This presentation was to leadership regarding ongoing work to identify a storage solution for a large scale searchable address database. The related product never went to market.
DB_Eval.pptx1450.5KB
Multi-Model Databases - Magic or Madness
Current State
- Default Choice: PostgreSQL (RDS / Aurora on AWS)
- Document DB: MongoDB / DocumentDB
- Concerns about clustering and data integrity.
- Graph DB: Neo4J, Neptune (TBD)
- Property style (Gremlin) or RDF (SPARQL) style; Neptune supports both.
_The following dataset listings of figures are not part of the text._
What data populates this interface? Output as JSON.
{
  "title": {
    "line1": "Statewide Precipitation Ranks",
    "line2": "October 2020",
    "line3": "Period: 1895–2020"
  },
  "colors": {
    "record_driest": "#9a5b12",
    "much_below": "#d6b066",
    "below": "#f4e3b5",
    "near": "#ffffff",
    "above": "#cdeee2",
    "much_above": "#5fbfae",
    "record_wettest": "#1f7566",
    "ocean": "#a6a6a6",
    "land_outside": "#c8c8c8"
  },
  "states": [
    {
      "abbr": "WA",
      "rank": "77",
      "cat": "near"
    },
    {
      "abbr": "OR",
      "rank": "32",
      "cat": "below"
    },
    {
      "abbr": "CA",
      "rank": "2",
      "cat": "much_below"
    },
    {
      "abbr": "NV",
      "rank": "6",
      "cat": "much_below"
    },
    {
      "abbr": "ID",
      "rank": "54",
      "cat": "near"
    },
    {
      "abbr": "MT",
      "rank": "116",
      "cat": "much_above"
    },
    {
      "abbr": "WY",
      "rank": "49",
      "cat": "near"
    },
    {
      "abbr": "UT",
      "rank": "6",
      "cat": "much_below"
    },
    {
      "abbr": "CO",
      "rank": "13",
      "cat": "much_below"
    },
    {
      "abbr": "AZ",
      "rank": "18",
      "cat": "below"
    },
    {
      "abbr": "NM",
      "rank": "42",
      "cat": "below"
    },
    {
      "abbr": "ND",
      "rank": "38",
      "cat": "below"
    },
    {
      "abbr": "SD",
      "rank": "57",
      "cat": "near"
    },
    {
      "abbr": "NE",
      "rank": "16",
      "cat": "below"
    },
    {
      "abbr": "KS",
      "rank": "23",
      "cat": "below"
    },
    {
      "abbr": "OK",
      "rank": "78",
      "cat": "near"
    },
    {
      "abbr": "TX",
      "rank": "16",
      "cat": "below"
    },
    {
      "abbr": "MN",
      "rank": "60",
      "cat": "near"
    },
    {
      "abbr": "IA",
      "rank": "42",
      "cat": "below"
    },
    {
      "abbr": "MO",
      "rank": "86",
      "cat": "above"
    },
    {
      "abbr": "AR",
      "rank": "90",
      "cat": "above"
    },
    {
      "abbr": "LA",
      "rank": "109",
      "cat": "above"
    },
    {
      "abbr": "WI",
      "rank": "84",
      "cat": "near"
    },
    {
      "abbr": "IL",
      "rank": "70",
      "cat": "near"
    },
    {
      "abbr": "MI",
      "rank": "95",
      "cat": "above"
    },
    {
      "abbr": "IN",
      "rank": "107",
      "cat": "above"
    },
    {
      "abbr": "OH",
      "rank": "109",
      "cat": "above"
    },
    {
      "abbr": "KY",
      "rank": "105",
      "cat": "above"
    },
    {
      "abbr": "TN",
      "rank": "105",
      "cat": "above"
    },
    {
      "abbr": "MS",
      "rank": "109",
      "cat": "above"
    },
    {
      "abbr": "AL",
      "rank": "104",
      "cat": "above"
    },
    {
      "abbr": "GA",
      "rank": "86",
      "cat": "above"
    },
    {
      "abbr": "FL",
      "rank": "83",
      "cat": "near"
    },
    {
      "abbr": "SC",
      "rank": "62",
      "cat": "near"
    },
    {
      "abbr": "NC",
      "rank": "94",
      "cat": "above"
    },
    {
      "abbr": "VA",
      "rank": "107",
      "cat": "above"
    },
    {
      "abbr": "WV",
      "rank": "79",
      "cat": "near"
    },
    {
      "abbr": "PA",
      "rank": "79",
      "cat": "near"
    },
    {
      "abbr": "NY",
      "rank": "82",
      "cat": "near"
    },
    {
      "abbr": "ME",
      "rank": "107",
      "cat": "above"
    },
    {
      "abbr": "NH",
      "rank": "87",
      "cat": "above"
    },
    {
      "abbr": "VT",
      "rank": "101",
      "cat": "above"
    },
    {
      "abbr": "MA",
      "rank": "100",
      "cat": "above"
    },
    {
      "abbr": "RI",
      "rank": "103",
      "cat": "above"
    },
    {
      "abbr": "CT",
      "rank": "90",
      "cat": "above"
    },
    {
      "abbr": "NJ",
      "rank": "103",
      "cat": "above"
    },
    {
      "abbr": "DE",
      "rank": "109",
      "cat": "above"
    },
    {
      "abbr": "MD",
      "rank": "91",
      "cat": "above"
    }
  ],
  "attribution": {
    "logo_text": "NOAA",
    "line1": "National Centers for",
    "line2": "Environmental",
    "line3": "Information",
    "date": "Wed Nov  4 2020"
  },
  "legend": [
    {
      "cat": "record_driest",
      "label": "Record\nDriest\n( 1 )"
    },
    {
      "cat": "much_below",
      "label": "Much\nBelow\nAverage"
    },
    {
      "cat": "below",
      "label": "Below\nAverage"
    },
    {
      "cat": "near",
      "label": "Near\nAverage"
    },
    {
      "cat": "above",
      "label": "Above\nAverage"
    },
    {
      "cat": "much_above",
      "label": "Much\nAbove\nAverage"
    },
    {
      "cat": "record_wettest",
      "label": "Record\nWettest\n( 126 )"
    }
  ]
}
- Search DB: Elastic Search (SOLR / Lucene)
Contenders
- Multi-Model Databases: MarkLogic, ArangoDB, OrientDB, FoundationDB, Microsoft SQL Server, Oracle DB NoSQL, Datastax, Redis.
- Each contender provides all-in-one capabilities for document, graph, and search.
Evaluation Criteria
- Functional and Non-functional Requirements:
- Fitness to specific data types and derivative data models.
- Ease of Use: Supported languages and documentation.
- Operational Characteristics: Deployment model, scaling, clustering, performance, security, backup and recovery, tools support (e.g., Tableau).
- Cost Considerations:
- Building a POC (Proof of Concept) use case.
Challenges and Concerns
- Data Population: Origin of data and AWS constraints.
- Feature Analysis: Navigating through hype to find practical feature sets.
- Performance: Concern if multi-model DBs are mediocre at each function.
- Vendor Support: Need for vendors to provide long-term engagement.
Execution Strategy
- Paper Study: Documenting features against evaluation criteria.
- Hands-On: Implementing small POCs with actual code.
- Vendor Engagement: Engaging vendors for long-term support.
POC (Proof of Concept)
- Data Ingestion: Ingest data from sources to a target schema.
- Search Capability: Demonstrate a search functionality for finding restaurants based on location, with expanding search radius.
Evaluation of Specific Databases
- MarkLogic:
- XML internal representation, supports RDF, JSON, XML, binaries.
- ACID compliance, entity matching, strong security controls.
- Known internal experience and relationship with the product.
- ArangoDB:
- Native multi-model with ACID compliance.
- Supports JOINs, unified query language (AQL), search functionality from IResearch acquisition.
- OrientDB:
- Started as document-focused, now multi-model.
- ACID compliance, uses SQL and supports JOINs, Lucene-based search.
Outcomes
- Guidelines for Usage: Recommendations for when to use multi-model databases.
- Guardrails: Direct users to internal resources for decision-making.
- Solutions Architecture: Aid in integrating solutions into specific designs.
Challenges and Concerns
- Data origin and AWS constraints.
- Digging through hype to evaluate feature sets.
- Performance concerns of multi-model databases.
- Ensuring contenders are close to best-in-class features.
- Historical performance issues of multi-model databases.